Despite the draconian smoking bans which have come in across Europe over the last decade or so, cigar smoking is in rude health. In London, many cigar terraces have been introduced since the 2007 ban prohibited smoking in enclosed public spaces. There are now no shortage of places where you can light up a Hoyo de Monterrey or a Henri Wintermans Slim Panatella and smoke to your heart’s content. Cigar smoking was always sexy — but arguably the smoking ban has made it sexier still.
The new vogue for cigar smoking cuts across boundaries of class, nationality, political affiliation and gender. Female celebrities who have been photographed puffing away include Rihanna, Jennifer Lopez and Heidi Klum.
Mary Churchill, daughter of Sir Winston, was reported to still enjoy a postprandial smoke at the grand old age of 89, and George Galloway celebrated his Bradford West by-election victory with a -Churchillian V-salute and a Cuban cigar. Isabelle Coutant-Peyre, the radical French lawyer and spouse of Carlos the Jackal, loves a cigar, as does the leading Newmarket racehorse trainer Sir Mark Prescott Bt, who, asked what was his favourite brand of cigar, replied: ‘Partagas — and I smoke as many as possible.’

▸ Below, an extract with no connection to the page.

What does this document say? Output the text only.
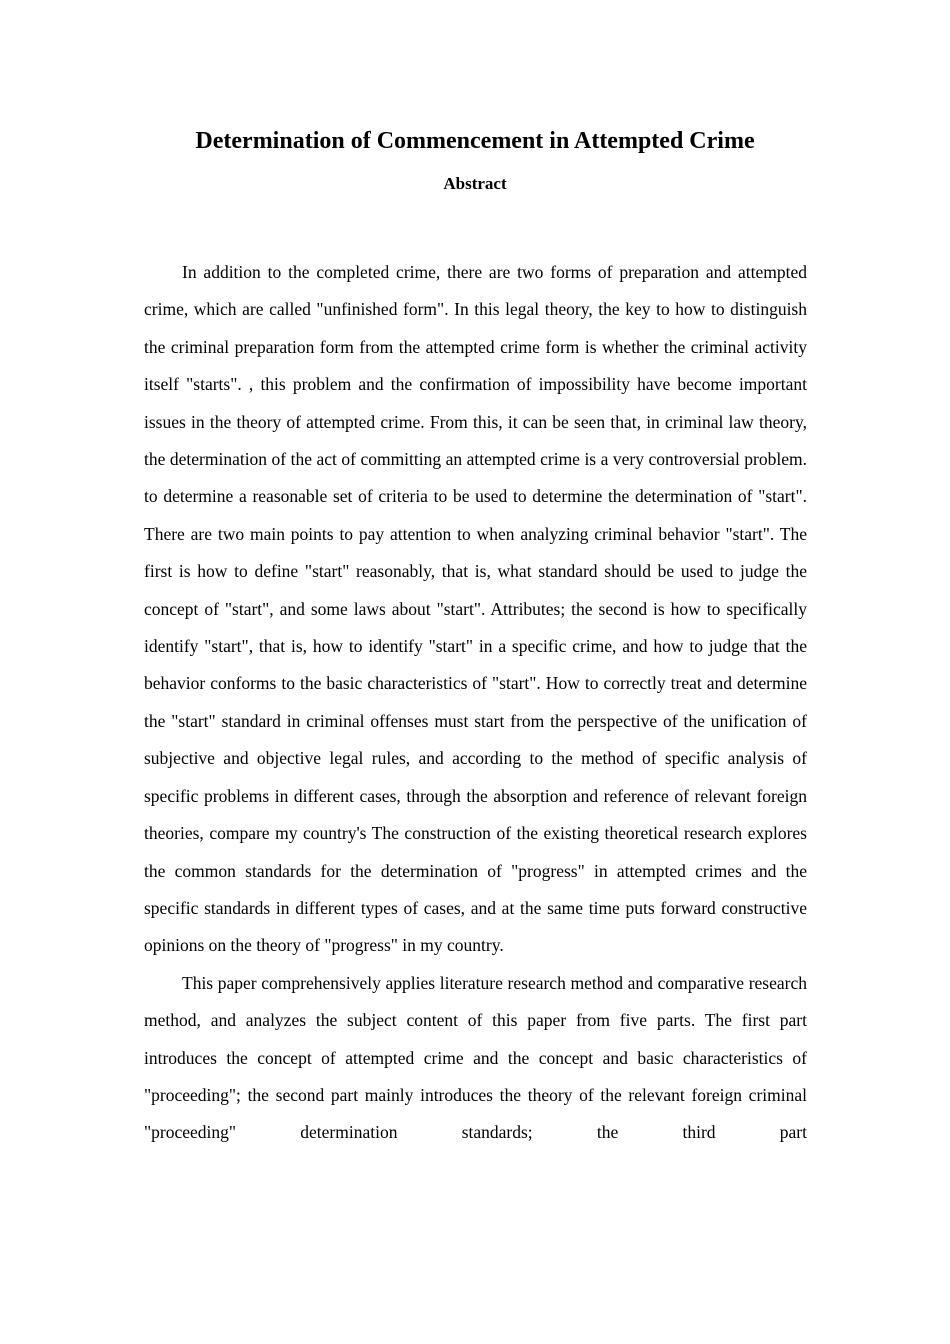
Determination of Commencement in Attempted Crime
Abstract

In addition to the completed crime, there are two forms of preparation and attempted crime, which are called "unfinished form". In this legal theory, the key to how to distinguish the criminal preparation form from the attempted crime form is whether the criminal activity itself "starts". , this problem and the confirmation of impossibility have become important issues in the theory of attempted crime. From this, it can be seen that, in criminal law theory, the determination of the act of committing an attempted crime is a very controversial problem. to determine a reasonable set of criteria to be used to determine the determination of "start". There are two main points to pay attention to when analyzing criminal behavior "start". The first is how to define "start" reasonably, that is, what standard should be used to judge the concept of "start", and some laws about "start". Attributes; the second is how to specifically identify "start", that is, how to identify "start" in a specific crime, and how to judge that the behavior conforms to the basic characteristics of "start". How to correctly treat and determine the "start" standard in criminal offenses must start from the perspective of the unification of subjective and objective legal rules, and according to the method of specific analysis of specific problems in different cases, through the absorption and reference of relevant foreign theories, compare my country's The construction of the existing theoretical research explores the common standards for the determination of "progress" in attempted crimes and the specific standards in different types of cases, and at the same time puts forward constructive opinions on the theory of "progress" in my country.

This paper comprehensively applies literature research method and comparative research method, and analyzes the subject content of this paper from five parts. The first part introduces the concept of attempted crime and the concept and basic characteristics of "proceeding"; the second part mainly introduces the theory of the relevant foreign criminal "proceeding" determination standards; the third part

A feature of this new golden age of cigar smoking has been the growth of smoking festivals, including The Spectator’s own cigar dinner. My own love of cigars recently took me to Estonia, where I attended the inaugural ‘Nordic BigSmoke’ held in Tallinn.
Billed as a ‘48-hour marathon for cigar lovers’, the Nordic BigSmoke is the brainchild of Jan Vistisen, a Danish cigar aficionado who reckons that he has smoked more than 25,000 cigars in the past 25 years (probably not to be advised). Jan loves cigars so much that he decided to make them his life’s work by buying a plantation in Panama and single-handedly resuscitating Denmark’s once world-famous cigar industry with his own Royal Danish label.
The event, held to coincide with the ‘White Nights’ of midsummer, kicked-off at the Davidoff Cigar House in Tallinn’s main square. Jan arrives and kindly pops a couple of Royal Danish in my top pocket, ‘something to smoke later’. I meet Marco and Toni from Croatia. Marco established the Cigar World Championship in his home city of Split in 2010 and his dream, like Jan’s, is a noble one: to bring together cigar smokers from all over the world in a spirit of peace and friendship and fun.
If you think ‘Big Smoke’ events are a male-only preserve, think again. A sizeable percentage of those attending are female, mostly from Russia and the Baltic States. ‘There is nothing sexier than a beautiful woman smoking a cigar,’ Marco tells me, as in front of us a tall brunette in a long black dress lights up a Macanudo.
Two cigars later, we make our way across town to the next event, a gala dinner at the marina. Cigars are smoked before, during and after the three courses. Then Jan takes to the floor and announces that it’s time for the competition. Who can keep a Montecristo No. 4 alight for the longest using only three matches? The prize is a glittering one: a Royal Danish cigar humidor with 24K gold-plated sterling silver crown, containing 20 King of Denmark nine-inch cigars encrusted with Swarovski crystals. In addition the winner also gains a free entry to the cigar smoking world championship. A young female competitor from Latvia goes beyond her third match, but is allowed to continue. She remains in the competition a long time but after an hour fewer than half of the contestants are still puffing. In the end the prize goes to Igor from St Petersburg, the reigning world champion, who sets a new world record time.
Next morning we are taken by coach and ferry to the lovely island of Saaremaa, for the next stage of the festivities. Tonight’s contest, held alongside a disco on the beach, is the longest ash competition for the longest day of the year. I have achieved ash of about 3cm when I make one false move on the dance floor and the British chance of glory in an international event is gone once more. (Close, but no cigar.) Once again, Igor triumphs, producing ash 10.5cm long. How does the man do it?
Next day, it’s back to Tallinn for the third and final contest. Jan’s delightful Panamanian wife shows us to how roll cigars from dried leaves and how to press them and then we all have a go, Generation Game-style. I’m reasonably satisfied with my effort, but Toni from Croatia dazzles us with his expertise.
After a farewell meal, it’s time to say our goodbyes. Thanks to events like these, people are being united around their love of a tightly rolled bundle of tobacco leaves.
I leave Estonia convinced that if more people smoked cigars and adopted the hedonistic philosophy of Jan Vistisen, the world would be a much better place. Roll on the next Big Smoke.